Prove by induction. Assume $n$ is a positive integer, $x \neq 0$ and that all derivatives exists.
$\frac{d^{n}}{dx^{n}}\Big[x^{n-1}.f\big(\frac{1}{x}) \Big]=\frac{(-1)^{n}}{x^{n+1}}.f^{n}\big(\frac{1}{x}\big)$
I did the base case $n=1$
L.H.S= $\frac{d}{dx}\Big[x^{0}.f\big(\frac{1}{x}\big)\Big]=\frac{-1}{x^{2}}f'(\frac{1}{x})$
R.H.S=$\frac{(-1)^{1}}{x^{2}}.f'(\frac{1}{x})$
Thus, the R.H.S=L.H.S. We have proved it is true for $n=1$
Now, I want to show that
$\frac{d^{n+1}}{dx^{n+1}}\Big[x^{n}.f\big(\frac{1}{x}) \Big]=\frac{(-1)^{n+1}}{x^{n+2}}.f^{(n+1)}\big(\frac{1}{x}\big)$
So,
L.H.S=$\frac{d^{n+1}}{dx^{n+1}}\Big[x^{n}.f\big(\frac{1}{x}) \Big]$ = $\frac{d^{n}}{dx^{n}}(\frac{d}{dx}x^{n}f(\frac{1}{x}))=\frac{d^{n}}{dx^{n}}(-x^{n-2}f'(\frac{1}{x})+nx^{n-1}f(\frac{1}{x}))=n\frac{d^{n}}{dx^{n}}(x^{n-1}.f(\frac{1}{x}))-\frac{d^{n}}{dx^{n}}(x^{n-2}f'(\frac{1}{x}))$
Then, since $\frac{d^{n}}{dx^{n}}\Big[x^{n-1}.f\big(\frac{1}{x}) \Big]=\frac{(-1)^{n}}{x^{n+1}}.f^{n}\big(\frac{1}{x}\big)$
So, we would have the LHS=$ n\frac{(-1)^{n}}{x^{n+1}}.f^{n}\big(\frac{1}{x}\big)-\frac{d^{n}}{dx^{n}}(x^{n-2}f'(\frac{1}{x}))$
From here I did not know what to do, would anyone have an idea how would I continue. Thank you !

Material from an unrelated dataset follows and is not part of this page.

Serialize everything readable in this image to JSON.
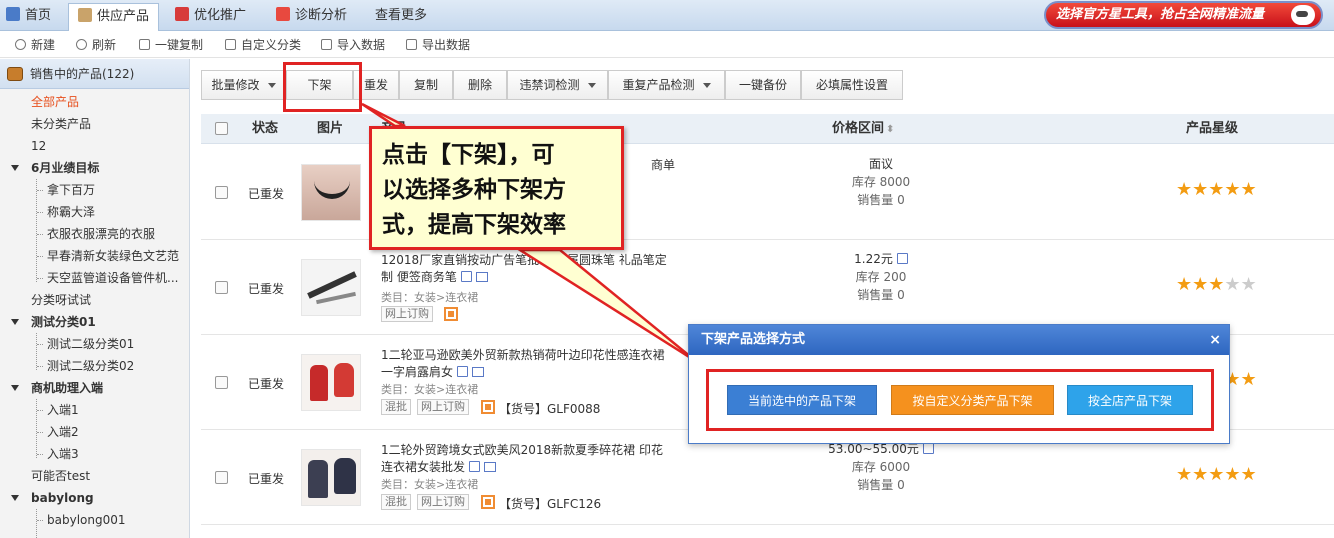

The induction step works fine if you split $\frac{d^{n+1}}{dx^{n+1}}$ as $\frac{d}{dx}\frac{d^n}{dx^n}$, but you need the Leibniz rule for the starred step below:
$$\begin{align*} \frac{d^{n+1}}{dx^{n+1}}\left(x^nf\left(\frac1x\right)\right)&=\frac{d}{dx}\left(\frac{d^n}{dx^n}\left(x^nf\left(\frac1x\right)\right)\right)\\ &=\frac{d}{dx}\left(\frac{d^n}{dx^n}\left(x\cdot x^{n-1}f\left(\frac1x\right)\right)\right)\\ &\overset{*}=\frac{d}{dx}\left(\sum_{k=0}^n\binom{n}k\frac{d^k}{dx^k}(x)\frac{d^{n-k}}{dx^{n-k}}\left(x^{n-1}f\left(\frac1x\right)\right)\right)\\ &=\frac{d}{dx}\left(x\frac{d^n}{dx^n}\left(x^{n-1}f\left(\frac1x\right)\right)+n\frac{d^{n-1}}{dx^{n-1}}\left(x^{n-1}f\left(\frac1x\right)\right)\right)\\ &=\frac{d}{dx}\left(\frac{(-1)^n}{x^n}f^{(n)}\left(\frac1x\right)+n\frac{d^{n-1}}{dx^{n-1}}\left(x^{n-1}f\left(\frac1x\right)\right)\right)\\ &=\frac{(-1)^{n+1}}{x^{n+2}}f^{(n+1)}\left(\frac1x\right)+\frac{(-1)^{n+1}n}{x^{n+1}}f^{(n)}\left(\frac1x\right)+n\frac{d^n}{dx^n}\left(x^{n-1}f\left(\frac1x\right)\right)\\ &=\frac{(-1)^{n+1}}{x^{n+2}}f^{(n+1)}\left(\frac1x\right)+\frac{(-1)^{n+1}n}{x^{n+1}}f^{(n)}\left(\frac1x\right)+\frac{(-1)^nn}{x^{n+1}}f^{(n)}\left(\frac1x\right)\\ &=\frac{(-1)^{n+1}}{x^{n+2}}f^{(n+1)}\left(\frac1x\right) \end{align*}$$
All but the first two terms of the summation in the third line disappear.